NU Online News Service, Nov. 13, 11:05 a.m. EST

A plaintiff who is not entitled to medical payments after an auto accident cannot recover from an insurer because the reasons the claim was denied were not properly spelled out, a Florida appeals court ruled.

The decision, which according to the attorney who defended against the claim would bar many lawsuits, was made Nov. 4 by a three-judge panel of the 3rd District Court of Appeal in Miami.

Under their ruling a person cannot sue their auto insurance company for failing to provide an explanation of benefits on a personal injury protection claim when it is determined no payment is required.

In deciding in favor of United Auto, the court reversed a lower court award of $19,530 in legal fees.

"The result of the court's opinion will likely be a decrease in frivolous lawsuits filed solely for the purpose of obtaining attorney's fees from the insurance company," Thomas Hunker, a United Auto attorney, said in a statement.

Thomas Plante, the auto injury victim in the case, was given medical care in February 2004 by A 1st Choice Healthcare Systems, which sued United Auto for payment.

Thirteen months after A 1st Choice requested payment for services, United Auto responded by checking off an explanation of benefits (EOB) form box that said the bill was not submitted according to law, and another saying, "See peer review attached," but without an attachment.

A 1st Choice filed a two-count complaint seeking damages for nonpayment of benefits and damages for late filing of the EOB form. The benefits payment charge was dropped when it turned out the amount requested was within Mr. Plante's uncovered deductible amount of insurance, but a breach of payment claim was pursued for a late response (over 30 days) to the request for payment.

For the late response the judge awarded $1. The appeals court said he should not have awarded attorney fees because the law only allows a cause of action for personal injury benefits and there were none.

Mr. Hunker said the ruling will "simplify the personal injury protection litigation process and get the focus back on whether the bills were due and owing."

The attorney charged that lawsuits that go beyond that "are a legal tactic by plaintiffs' attorneys to turn court claims for personal injury benefits into a lawsuit for bad faith."

Mr. Hunker asserted, "The effect of adding these extra counts to a lawsuit is to take the focus off of the failure of the insured and medical provider to fulfill their obligations and cast the insurance company in a bad light."

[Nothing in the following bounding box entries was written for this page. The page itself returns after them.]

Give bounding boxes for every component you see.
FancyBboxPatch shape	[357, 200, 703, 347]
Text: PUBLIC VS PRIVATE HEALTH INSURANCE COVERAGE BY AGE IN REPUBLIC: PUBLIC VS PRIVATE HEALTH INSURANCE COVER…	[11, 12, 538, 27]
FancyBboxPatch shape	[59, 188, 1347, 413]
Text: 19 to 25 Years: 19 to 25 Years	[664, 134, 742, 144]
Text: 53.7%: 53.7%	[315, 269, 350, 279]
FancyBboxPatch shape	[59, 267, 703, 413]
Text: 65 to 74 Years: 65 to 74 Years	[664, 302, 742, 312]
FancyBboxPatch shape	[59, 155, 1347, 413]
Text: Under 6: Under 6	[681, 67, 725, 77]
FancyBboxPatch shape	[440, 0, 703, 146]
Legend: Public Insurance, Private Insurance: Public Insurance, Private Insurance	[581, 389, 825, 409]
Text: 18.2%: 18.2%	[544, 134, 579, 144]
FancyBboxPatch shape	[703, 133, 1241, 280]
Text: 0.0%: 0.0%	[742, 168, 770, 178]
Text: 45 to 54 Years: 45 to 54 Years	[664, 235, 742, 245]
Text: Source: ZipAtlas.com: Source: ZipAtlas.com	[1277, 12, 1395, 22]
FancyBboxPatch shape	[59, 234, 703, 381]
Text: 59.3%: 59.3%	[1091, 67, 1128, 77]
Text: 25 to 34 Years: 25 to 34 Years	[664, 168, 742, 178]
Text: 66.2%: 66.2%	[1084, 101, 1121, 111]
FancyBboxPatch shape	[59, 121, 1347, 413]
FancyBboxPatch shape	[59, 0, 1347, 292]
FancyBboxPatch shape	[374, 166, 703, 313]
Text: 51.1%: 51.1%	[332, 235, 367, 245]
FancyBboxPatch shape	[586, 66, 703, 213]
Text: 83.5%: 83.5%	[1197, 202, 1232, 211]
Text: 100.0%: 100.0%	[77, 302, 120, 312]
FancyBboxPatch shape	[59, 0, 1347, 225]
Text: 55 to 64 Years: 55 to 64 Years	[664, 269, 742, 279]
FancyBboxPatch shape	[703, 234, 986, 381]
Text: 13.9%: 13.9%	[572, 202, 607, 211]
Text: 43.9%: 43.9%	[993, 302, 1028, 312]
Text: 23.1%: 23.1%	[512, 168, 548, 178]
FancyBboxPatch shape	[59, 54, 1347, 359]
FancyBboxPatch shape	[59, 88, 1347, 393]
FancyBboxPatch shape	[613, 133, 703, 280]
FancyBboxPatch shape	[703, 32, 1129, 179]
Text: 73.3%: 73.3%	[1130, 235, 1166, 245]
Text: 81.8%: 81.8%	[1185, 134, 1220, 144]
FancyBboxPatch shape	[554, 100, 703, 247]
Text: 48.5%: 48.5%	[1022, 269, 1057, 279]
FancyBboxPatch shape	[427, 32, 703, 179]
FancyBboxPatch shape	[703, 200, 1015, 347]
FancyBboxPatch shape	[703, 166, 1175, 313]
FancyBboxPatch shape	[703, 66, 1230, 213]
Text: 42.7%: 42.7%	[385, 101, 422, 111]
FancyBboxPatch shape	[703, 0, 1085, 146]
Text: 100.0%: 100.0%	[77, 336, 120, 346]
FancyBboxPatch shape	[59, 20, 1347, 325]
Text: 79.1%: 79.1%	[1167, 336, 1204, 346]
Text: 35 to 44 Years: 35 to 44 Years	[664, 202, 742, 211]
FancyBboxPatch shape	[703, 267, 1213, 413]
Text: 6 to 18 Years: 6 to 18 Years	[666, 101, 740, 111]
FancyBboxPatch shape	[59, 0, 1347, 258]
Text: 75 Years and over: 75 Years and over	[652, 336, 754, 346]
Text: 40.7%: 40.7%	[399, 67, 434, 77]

He noted that in the unanimous opinion Judge Frank A. Sheperd wrote, "It is clear there is neither a requirement nor a deadline for a personal injury protection insurer to respond to a request for payment." The court added that a response is required only at the time of payment or rejection of a claim.

"Personal injury plaintiffs can still sue insurance companies for bad faith under the bad faith statute," Mr. Hunker said, "but they will have to give the insurer notice and a fair chance to cure any alleged defect."

A call to Russel Lazega, attorney for A 1st Choice, was not immediately returned.